La Marca de la Luna

Capítulo 74 – El nido de la Luna

El viento soplaba suave aquella tarde, cargado con el aroma a pinos y tierra húmeda. El cielo estaba despejado, y la Luna, aún en su fase creciente, ya dominaba los pensamientos de todos en la manada. Había una sensación que se percibía en el aire, como si el tiempo mismo estuviera conteniendo la respiración.

Selene caminaba despacio por los alrededores de la guarida especial que habían preparado. Sus manos se posaban constantemente sobre su vientre, que se había redondeado con fuerza en las últimas semanas. El séptimo mes estaba cerca de completarse, y los movimientos de la cachorra eran cada vez más notorios. Algunas noches, incluso Aiden se despertaba por las pataditas que sentía bajo su mano cuando abrazaba a Selene.

Esa tarde, mientras recogía flores junto a Mariel para adornar el interior de la cabaña, Selene se detuvo abruptamente. Un dolor leve, como un tirón profundo, la atravesó desde el vientre hasta la espalda baja. Jadeó y se inclinó un poco, apoyándose contra una roca.

—¿Selene? —preguntó Mariel, acercándose con rapidez.

La joven asintió con la respiración entrecortada.

—Fue… extraño. No es como antes, no es solo presión… es distinto.

Mariel le tomó la mano y la guió de regreso a la guarida.

—Es temprano aún, pero tu cuerpo empieza a prepararse. Son contracciones leves, de aviso. El nido debe estar listo desde ahora, no podemos dejar nada para después.

Aiden llegó poco después, alarmado por la noticia. Sus ojos ardían de preocupación cuando la vio sentada sobre las mantas, respirando lentamente.

—¿Qué ocurrió? —preguntó, arrodillándose frente a ella.

Selene le sonrió débilmente.

—Nuestra pequeña tiene prisa… —dijo, intentando sonar tranquila.

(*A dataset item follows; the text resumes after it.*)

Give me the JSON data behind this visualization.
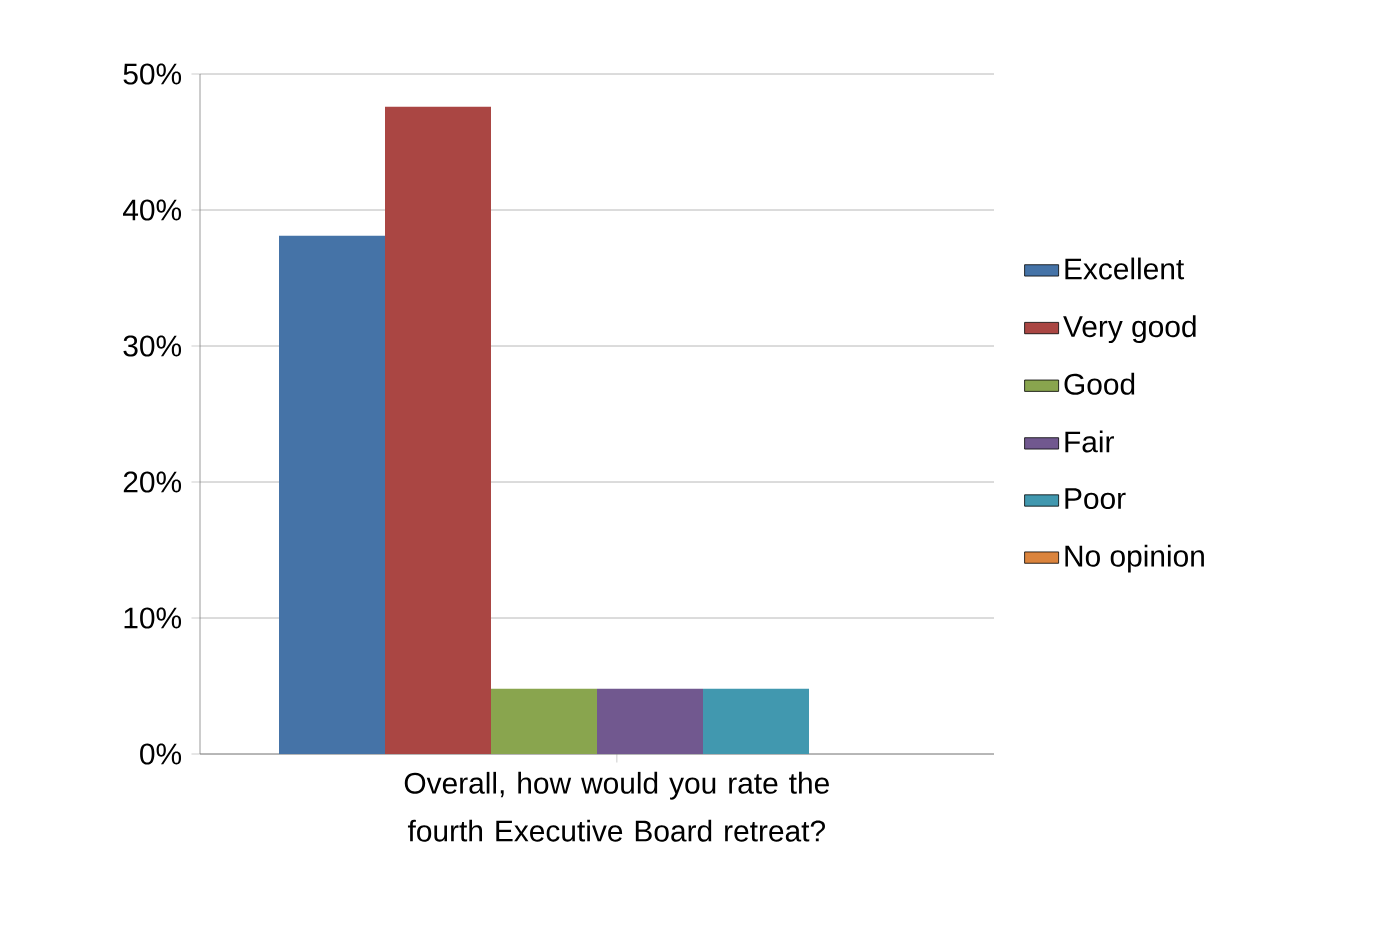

Aiden le acarició la mejilla con ternura, pero en su interior ardía un fuego de miedo y ansiedad. La rodeó con sus brazos y la sostuvo en silencio, como si pudiera protegerla de todo con solo su abrazo.

En los días siguientes, el ambiente en la manada cambió. La noticia de que Selene había sentido las primeras señales corrió como pólvora. Los guerreros doblaron las patrullas, los ancianos encendieron hogueras en honor a la Luna, y las lobas se turnaban para estar cerca de ella, por si algo sucedía de improviso.

La guarida se convirtió en un santuario. Dentro, Selene pasaba las horas recostada, tejiendo pequeños mantos de lana suave, mientras Aiden permanecía a su lado, vigilante, con los oídos atentos a cada sonido, a cada respiración. Cuando Selene lo regañaba por no despegarse ni un instante, él simplemente respondía:

—No pienso dejarte sola ni un segundo.

Una noche, Selene despertó de golpe. No por el dolor, sino por un sueño. Había visto a su madre en un claro iluminado por la Luna, sosteniendo en brazos a un bebé envuelto en un manto plateado. Su madre la miraba con orgullo y serenidad, y detrás de ella había lobos enormes, guardianes antiguos, que parecían inclinarse hacia la pequeña criatura.

Despertó con lágrimas en los ojos y el corazón palpitante.

Aiden, que estaba medio dormido a su lado, se incorporó enseguida.

—¿Otra pesadilla?

—No… —susurró ella, llevándose una mano al pecho—. Fue un mensaje. La Luna me mostró que nuestra hija está protegida… incluso antes de nacer.

Aiden la atrajo hacia su pecho, besando su frente con reverencia.

—Entonces no temeremos. El nido está listo. Y cuando llegue el momento, nuestra pequeña nacerá rodeada de amor y poder.

Esa madrugada, bajo la luz plateada que entraba por la ventana, Selene acarició su vientre y habló suavemente a la vida que llevaba dentro:

—Ya casi, mi pequeña… ya casi. El mundo te espera.